According to the Official Charts Company, the cover track He Ain't Heavy, He's My Brother by the ensemble The Justice Collective captured the top spot on the pop music chart for the week of Christmas.
An annual tradition closely followed by British music fans, the Christmas No. 1 is based on sales and legal downloads during week of Christmas. He Ain't Heavy sold 269,000 copies to beat out Impossible, the debut single of James Arthur, the latest winner of the music talent show The X-Factor.
Paul McCartney, former Spice Girl Mel C., Robbie Williams and Mick Jones of The Clash are among the famous figures who formed The Justice Collective to perform the cover, which is a benefit track to raise money for the families of those who died in 1989 Hillsborough disaster.

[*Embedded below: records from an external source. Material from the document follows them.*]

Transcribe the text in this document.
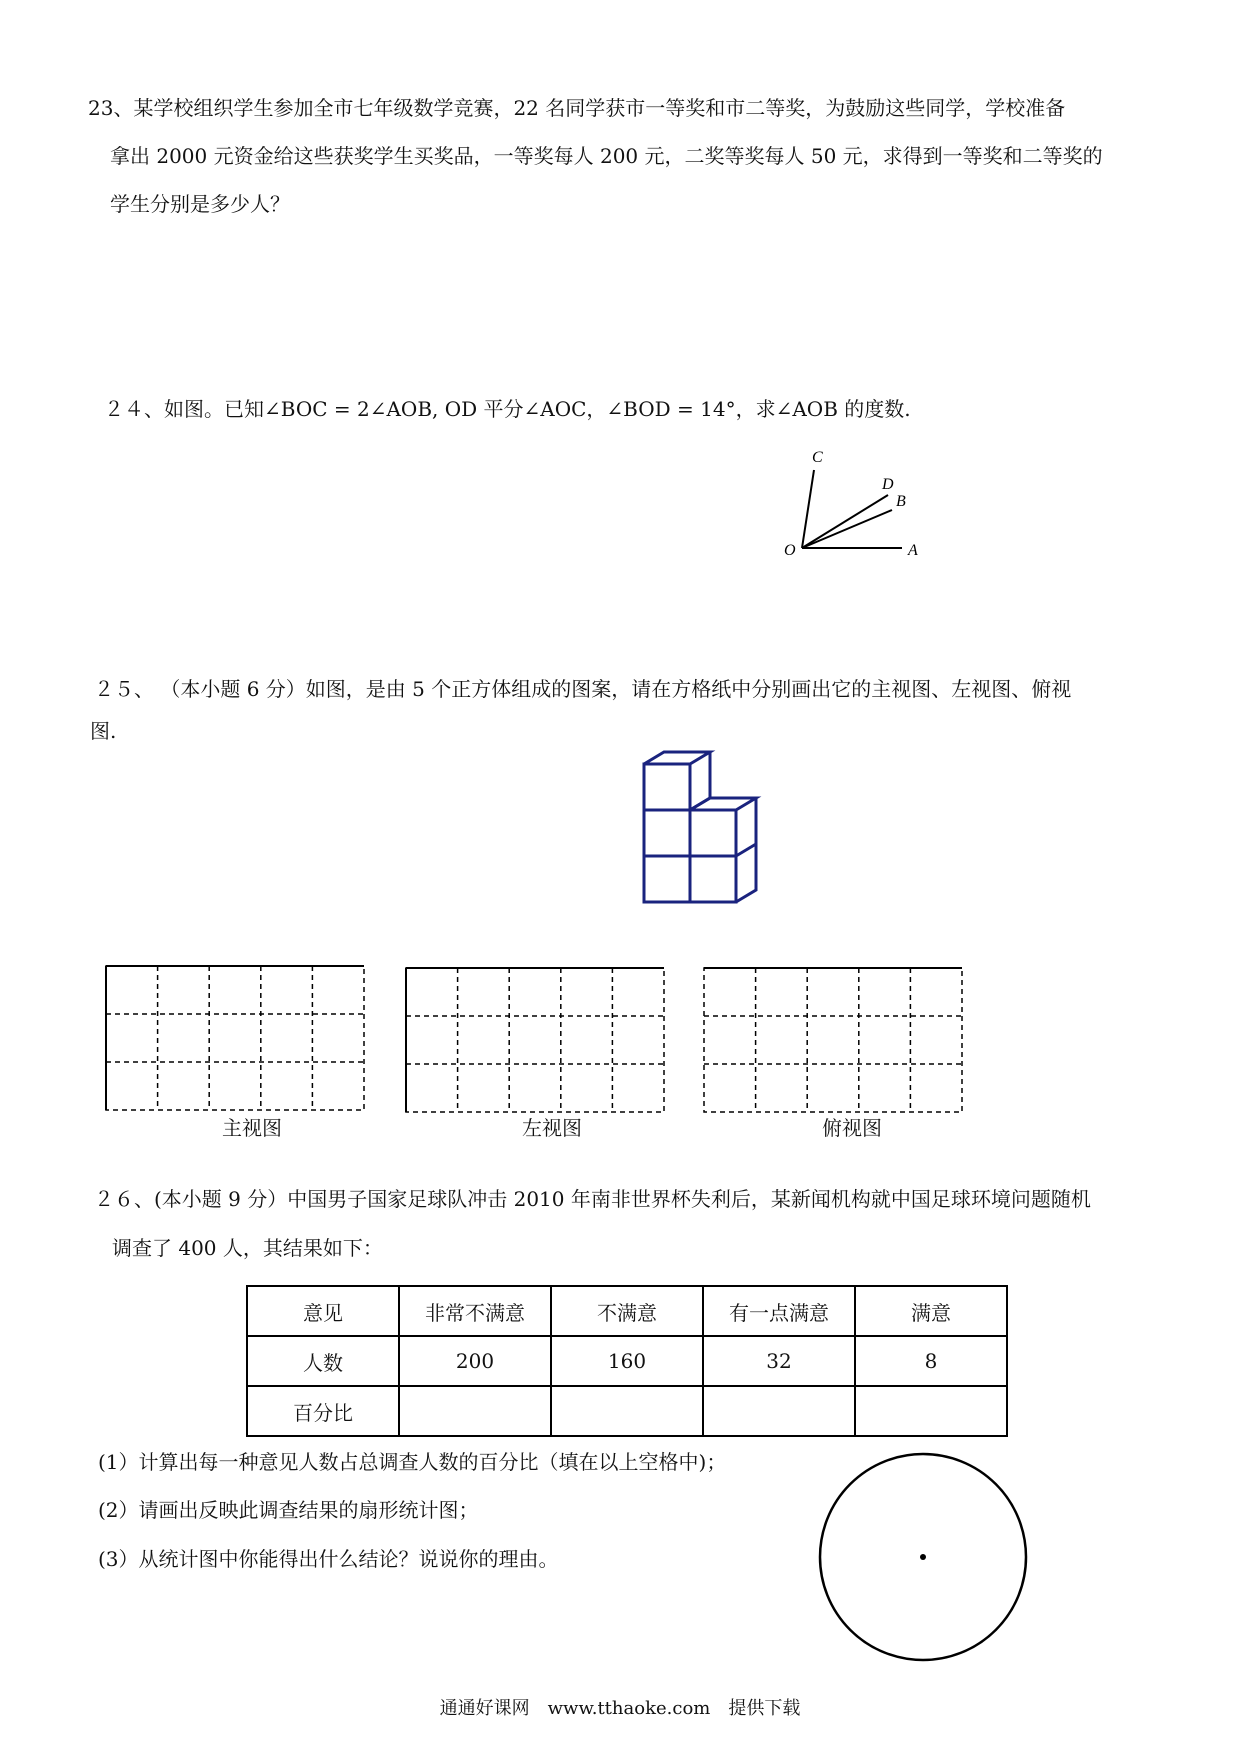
23、某学校组织学生参加全市七年级数学竞赛，22 名同学获市一等奖和市二等奖，为鼓励这些同学，学校准备
拿出 2000 元资金给这些获奖学生买奖品，一等奖每人 200 元，二奖等奖每人 50 元，求得到一等奖和二等奖的
学生分别是多少人？
２４、如图。已知∠BOC = 2∠AOB, OD 平分∠AOC，∠BOD = 14°，求∠AOB 的度数.
C
D
B
O	A
２５、 （本小题 6 分）如图，是由 5 个正方体组成的图案，请在方格纸中分别画出它的主视图、左视图、俯视
图.
主视图	左视图	俯视图
２６、(本小题 9 分）中国男子国家足球队冲击 2010 年南非世界杯失利后，某新闻机构就中国足球环境问题随机
调查了 400 人，其结果如下：
意见	非常不满意	不满意	有一点满意	满意
人数	200	160	32	8
百分比				
(1）计算出每一种意见人数占总调查人数的百分比（填在以上空格中)；
(2）请画出反映此调查结果的扇形统计图；
(3）从统计图中你能得出什么结论？说说你的理由。
通通好课网　www.tthaoke.com　提供下载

The tragedy saw 96 soccer fans crushed to death at a stadium in Sheffield, in northern England. At the time, police characterized the victims as rowdy, drunken fans and blamed them for the crush. An inquest issued verdicts of "accidental death."
However, for years the families of those killed have campaigned to overturn the official accounts and restore the smeared reputations of their deceased relatives.
On Dec. 19, Britain's High Court quashed the original verdicts and ordered a new investigation. The government has also set up a new inquiry into the tragedy.
Winning singers of The X-Factor, Simon Cowell's TV music competition, have dominated the Christmas No. 1 slot in the past decade.
The exceptions have included an amateur choir of military wives, who took the No. 1 spot in 2011 for Wherever You Are (an original song inspired by poems they exchanged with their husbands stationed in Afghanistan), and U.S. band Rage Against the Machine, whose track Killing in the Name was pushed to the top of 2009's holiday chart through a grassroots online campaign.